About a year ago the editor Paul Elie told me Will Hermes and Love Goes to Buildings on Fire: Five Years in New York City That Changed Music Forever. Elie pointed out that the last thing the world needed was another hagiography of New York, or the 70s, or the music scene. (Any music scene.) But Hermes had created something new and worthwhile: he didn’t just focus on the rock scene, riffing on Lou Reed and Patti Smith for 300 pages. He didn’t just cover hip hop and the explosion of experimentation in the Bronx.
Instead his book, which just published a few weeks ago, goes for the panoptic view of the concurrent progress in salsa, jazz, rock, hip hop and classical music.

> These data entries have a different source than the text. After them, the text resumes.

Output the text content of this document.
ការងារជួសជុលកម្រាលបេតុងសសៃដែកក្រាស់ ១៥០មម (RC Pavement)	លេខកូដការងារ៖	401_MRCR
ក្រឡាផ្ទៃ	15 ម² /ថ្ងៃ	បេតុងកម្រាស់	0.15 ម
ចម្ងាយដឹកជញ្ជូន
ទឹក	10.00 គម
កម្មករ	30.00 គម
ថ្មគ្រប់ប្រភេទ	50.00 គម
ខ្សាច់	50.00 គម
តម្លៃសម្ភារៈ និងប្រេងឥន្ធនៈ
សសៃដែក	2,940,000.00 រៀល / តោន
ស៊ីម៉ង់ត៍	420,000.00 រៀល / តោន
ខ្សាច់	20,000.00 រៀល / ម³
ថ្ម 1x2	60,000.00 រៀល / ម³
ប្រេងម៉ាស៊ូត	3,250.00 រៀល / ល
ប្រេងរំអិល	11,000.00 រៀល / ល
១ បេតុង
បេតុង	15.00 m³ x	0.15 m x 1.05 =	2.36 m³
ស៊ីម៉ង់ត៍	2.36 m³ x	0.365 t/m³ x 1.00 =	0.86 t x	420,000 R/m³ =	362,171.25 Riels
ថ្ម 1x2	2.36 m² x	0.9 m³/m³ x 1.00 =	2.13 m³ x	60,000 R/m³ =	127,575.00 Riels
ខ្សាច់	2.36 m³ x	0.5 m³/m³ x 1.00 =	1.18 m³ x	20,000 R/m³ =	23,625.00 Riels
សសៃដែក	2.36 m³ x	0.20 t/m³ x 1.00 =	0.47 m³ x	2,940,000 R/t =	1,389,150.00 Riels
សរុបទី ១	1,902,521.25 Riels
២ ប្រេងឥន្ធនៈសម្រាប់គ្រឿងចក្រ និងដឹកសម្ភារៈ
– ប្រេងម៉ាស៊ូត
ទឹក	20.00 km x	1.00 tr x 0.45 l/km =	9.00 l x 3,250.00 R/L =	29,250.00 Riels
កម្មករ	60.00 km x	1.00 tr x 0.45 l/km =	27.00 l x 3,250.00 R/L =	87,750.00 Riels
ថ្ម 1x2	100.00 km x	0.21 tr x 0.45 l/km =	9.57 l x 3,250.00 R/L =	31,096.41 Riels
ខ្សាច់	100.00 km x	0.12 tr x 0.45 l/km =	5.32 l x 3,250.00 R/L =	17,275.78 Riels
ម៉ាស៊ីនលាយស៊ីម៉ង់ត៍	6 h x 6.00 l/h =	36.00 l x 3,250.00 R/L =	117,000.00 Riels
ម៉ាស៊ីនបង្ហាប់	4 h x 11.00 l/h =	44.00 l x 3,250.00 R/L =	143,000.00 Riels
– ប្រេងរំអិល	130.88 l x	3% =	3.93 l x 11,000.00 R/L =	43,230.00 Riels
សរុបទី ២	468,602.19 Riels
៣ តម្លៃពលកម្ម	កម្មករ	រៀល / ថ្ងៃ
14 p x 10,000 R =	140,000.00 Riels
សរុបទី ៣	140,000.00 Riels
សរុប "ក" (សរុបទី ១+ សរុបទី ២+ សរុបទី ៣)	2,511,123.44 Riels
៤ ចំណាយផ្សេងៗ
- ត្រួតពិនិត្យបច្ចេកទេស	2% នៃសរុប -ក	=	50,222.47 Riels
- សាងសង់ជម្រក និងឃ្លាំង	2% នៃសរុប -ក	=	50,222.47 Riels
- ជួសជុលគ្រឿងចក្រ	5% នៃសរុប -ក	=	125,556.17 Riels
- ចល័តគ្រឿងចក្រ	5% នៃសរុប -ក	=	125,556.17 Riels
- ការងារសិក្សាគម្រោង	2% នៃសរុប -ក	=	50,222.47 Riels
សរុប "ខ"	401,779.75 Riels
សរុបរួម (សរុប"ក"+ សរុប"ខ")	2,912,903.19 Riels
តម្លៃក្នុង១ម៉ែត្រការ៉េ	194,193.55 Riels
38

It’s a given that New York has dozens of diverse musical scenes and genres all percolating simultaneously. What’s amazing about these stretches of time in Hermes’ book is that the artists involved were all geniuses. Kool Herc was inventing turntablism the very same month Philip Glass completed Music in Twelve Parts. How nuts is that?
So Will Hermes put together a few playlists, each covering a different four-week period in NYC. I had a ton of fun helping him out:
4 Weeks in New York Music: 1973
4 Weeks in New York Music: 1974
4 Weeks in New York Music: 1975
Oh, and the title for this post came from a tweet by a reader, who said he was having loads of fun YouTubing the book as he read along.